Edge of Nowhere
 
    1
     
    Baldur was smiling. Baldur never smiled. Magnus was suspicious.
    Baldur Jakobsson was the inspector in charge of the Violent Crimes Unit of the Reykjavík Metropolitan Police, and Magnus’s boss. He was in his forties, about ten years older than Magnus, with a long, lugubrious face beneath a high, bald dome of a forehead. He was not known for his sense of humour. ‘I have just the case for you,’ he said. ‘Now you’ve graduated and we can send you out on your own.’
    ‘Sounds good,’ said Magnus carefully.
    Although Baldur knew all there was to know about Icelandic police work, Magnus had far more experience of the serious stuff. It was true that Magnus had just graduated from the Police College, but that was after a long stint working as a homicide detective with the Boston Police Department. The Icelandic National Police Commissioner had requested the loan of a detective from the States with big-city crime experience and, as a fluent Icelandic speaker, Magnus had seemed perfect for the job. But it was necessary for that officer to be familiar with the laws and policing methods of the country in which he was operating, hence the six-month spell at the Police College. Magnus couldn’t argue with that.
    ‘We have a suspicious death,’ said Baldur. ‘Ágúst Sigurdsson, forty-five, construction worker. He was killed under a landslide while repairing a road. It’s probably an accident, but the local constable feels there is a possibility the slide might have been started deliberately.’
    ‘Why does he think that?’
    ‘The location of the landslide. And the victim was unpopular in the village.’
    ‘I see,’ said Magnus. ‘And where is this village?’
    ‘Bolungarvík,’ said Baldur, his lips twitching upwards. ‘The edge of nowhere.’
    Magnus knew where Bolungarvík was. To the north-west of Iceland a peninsula in the shape of a hand with outstretched fingers reaches out into the Atlantic. The area is known as the West Fjords and is the most remote part of a remote country. Right at the tip of the longest of these fingers lies Bolungarvík.
    Magnus glanced out of the window of Baldur’s office. It was mid December and sleet was driving horizontally across the police car park. That was in Reykjavík. In Bolungarvík the weather would be a lot worse.
    He glanced at Baldur’s long face. His boss was doing his best to suppress a smile. For Baldur to be that amused there must be more to the case than an isolated village in bad weather.

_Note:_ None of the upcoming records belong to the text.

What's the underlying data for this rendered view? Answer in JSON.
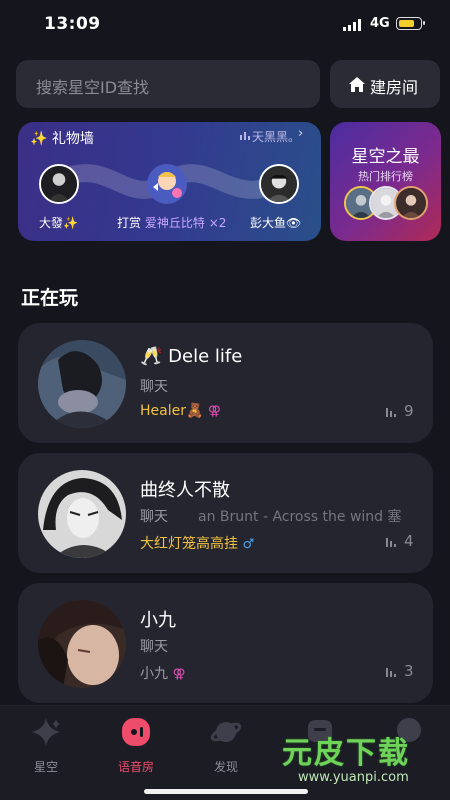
{
  "status_bar": {
    "time": "13:09",
    "network": "4G",
    "battery_level": 0.75
  },
  "search": {
    "placeholder": "搜索星空ID查找",
    "create_room_label": "建房间"
  },
  "gift_wall": {
    "title": "礼物墙",
    "title_icon": "sparkle-icon",
    "ticker_text": "天黑黑。",
    "sender_name": "大發✨",
    "action_prefix": "打赏",
    "gift_name": "爱神丘比特",
    "gift_count": "×2",
    "receiver_name": "彭大鱼👁"
  },
  "rank_card": {
    "title": "星空之最",
    "subtitle": "热门排行榜"
  },
  "section": {
    "title": "正在玩"
  },
  "rooms": [
    {
      "name": "🥂 Dele life",
      "type": "聊天",
      "song": "",
      "host": "Healer🧸",
      "host_style": "gold",
      "gender": "female",
      "count": "9"
    },
    {
      "name": "曲终人不散",
      "type": "聊天",
      "song": "an Brunt - Across the wind   塞",
      "host": "大红灯笼高高挂",
      "host_style": "gold",
      "gender": "male",
      "count": "4"
    },
    {
      "name": "小九",
      "type": "聊天",
      "song": "",
      "host": "小九",
      "host_style": "muted",
      "gender": "female",
      "count": "3"
    }
  ],
  "tabs": [
    {
      "label": "星空",
      "icon": "sparkle-tab-icon",
      "active": false
    },
    {
      "label": "语音房",
      "icon": "voice-room-icon",
      "active": true
    },
    {
      "label": "发现",
      "icon": "planet-icon",
      "active": false
    },
    {
      "label": "",
      "icon": "message-icon",
      "active": false
    },
    {
      "label": "",
      "icon": "profile-icon",
      "active": false
    }
  ],
  "watermark": {
    "text": "元皮下载",
    "url": "www.yuanpi.com"
  },
  "colors": {
    "background": "#15151d",
    "accent": "#ef4b6b",
    "gold": "#f1c23f",
    "card": "#25252f"
  }
}
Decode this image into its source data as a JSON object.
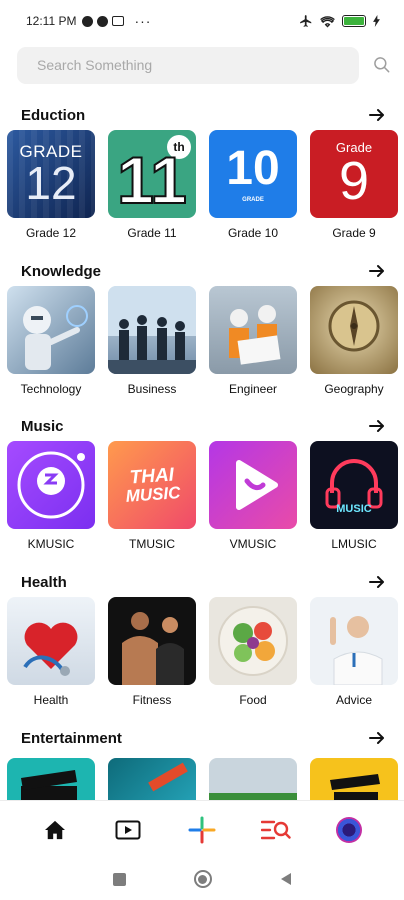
{
  "status": {
    "time": "12:11 PM"
  },
  "search": {
    "placeholder": "Search Something"
  },
  "sections": [
    {
      "title": "Eduction",
      "items": [
        {
          "label": "Grade 12",
          "art": "GRADE 12"
        },
        {
          "label": "Grade 11",
          "art": "11th"
        },
        {
          "label": "Grade 10",
          "art": "10"
        },
        {
          "label": "Grade 9",
          "art": "Grade 9"
        }
      ]
    },
    {
      "title": "Knowledge",
      "items": [
        {
          "label": "Technology"
        },
        {
          "label": "Business"
        },
        {
          "label": "Engineer"
        },
        {
          "label": "Geography"
        }
      ]
    },
    {
      "title": "Music",
      "items": [
        {
          "label": "KMUSIC",
          "art": "kmusic-logo"
        },
        {
          "label": "TMUSIC",
          "art": "THAI MUSIC"
        },
        {
          "label": "VMUSIC",
          "art": "vmusic-logo"
        },
        {
          "label": "LMUSIC",
          "art": "MUSIC"
        }
      ]
    },
    {
      "title": "Health",
      "items": [
        {
          "label": "Health"
        },
        {
          "label": "Fitness"
        },
        {
          "label": "Food"
        },
        {
          "label": "Advice"
        }
      ]
    },
    {
      "title": "Entertainment",
      "items": [
        {
          "label": ""
        },
        {
          "label": ""
        },
        {
          "label": ""
        },
        {
          "label": ""
        }
      ]
    }
  ],
  "art_text": {
    "grade12_top": "GRADE",
    "grade12_num": "12",
    "grade11_num": "11",
    "grade11_sup": "th",
    "grade10_num": "10",
    "grade10_sub": "GRADE",
    "grade9_top": "Grade",
    "grade9_num": "9",
    "thai": "THAI",
    "music": "MUSIC",
    "lmusic": "MUSIC"
  },
  "bottom_nav": [
    {
      "name": "home-icon"
    },
    {
      "name": "video-icon"
    },
    {
      "name": "plus-icon"
    },
    {
      "name": "search-list-icon"
    },
    {
      "name": "profile-avatar"
    }
  ],
  "colors": {
    "accent_red": "#e53935",
    "grade12": "#1b3a73",
    "grade11": "#3aa582",
    "grade10": "#1f7de8",
    "grade9": "#c91d24"
  }
}
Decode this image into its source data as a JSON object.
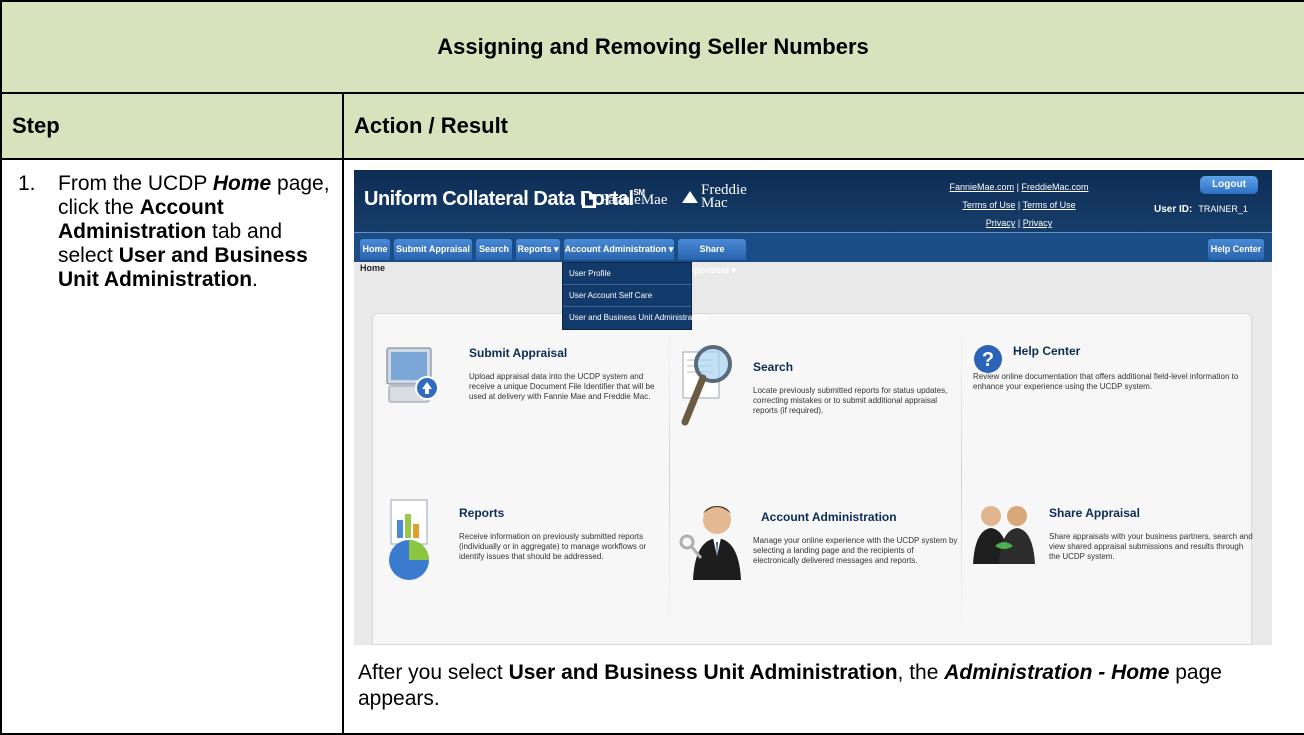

    ‘Are there any suspects?’ Magnus asked.
    ‘Oh, yes,’ said Baldur. ‘You are going to need all your forensic-science and criminal-profiling expertise for this one.’
    Magnus waited for more explanation, but Baldur was making him ask. ‘Tell me.’
    ‘The hidden people,’ Baldur said, his disconcerting grin re-emerging.
    ‘Hidden people?’
    ‘That’s right.’ Baldur laughed out loud. ‘They think the poor guy was killed by elves.’
    The small commuter plane bumped and jolted and then banked alarmingly as the pilot guided it down through thick cloud on the approach to the airport at Ísafjördur, the largest town and administrative capital of the West Fjords. Magnus had been there once before, on a trip back to Iceland with his father when he was fifteen. He smiled to himself as he remembered the trip: a week hiking together along the uninhabited north coast.
    Although Magnus had been born in Iceland, he had followed his father to America when he was twelve. His father had ensured Magnus retained contact with their homeland, speaking to him in the language, reading the sagas with him, and taking him on one-week hiking trips to the Icelandic wilderness every year. It was something father and son looked forward to.
    Until Magnus’s father died, stabbed by an intruder when Magnus was twenty. The police had never found his killer. Magnus was still looking.
    Suddenly the plane emerged beneath the clouds into a spectacular amphitheatre of grey and white.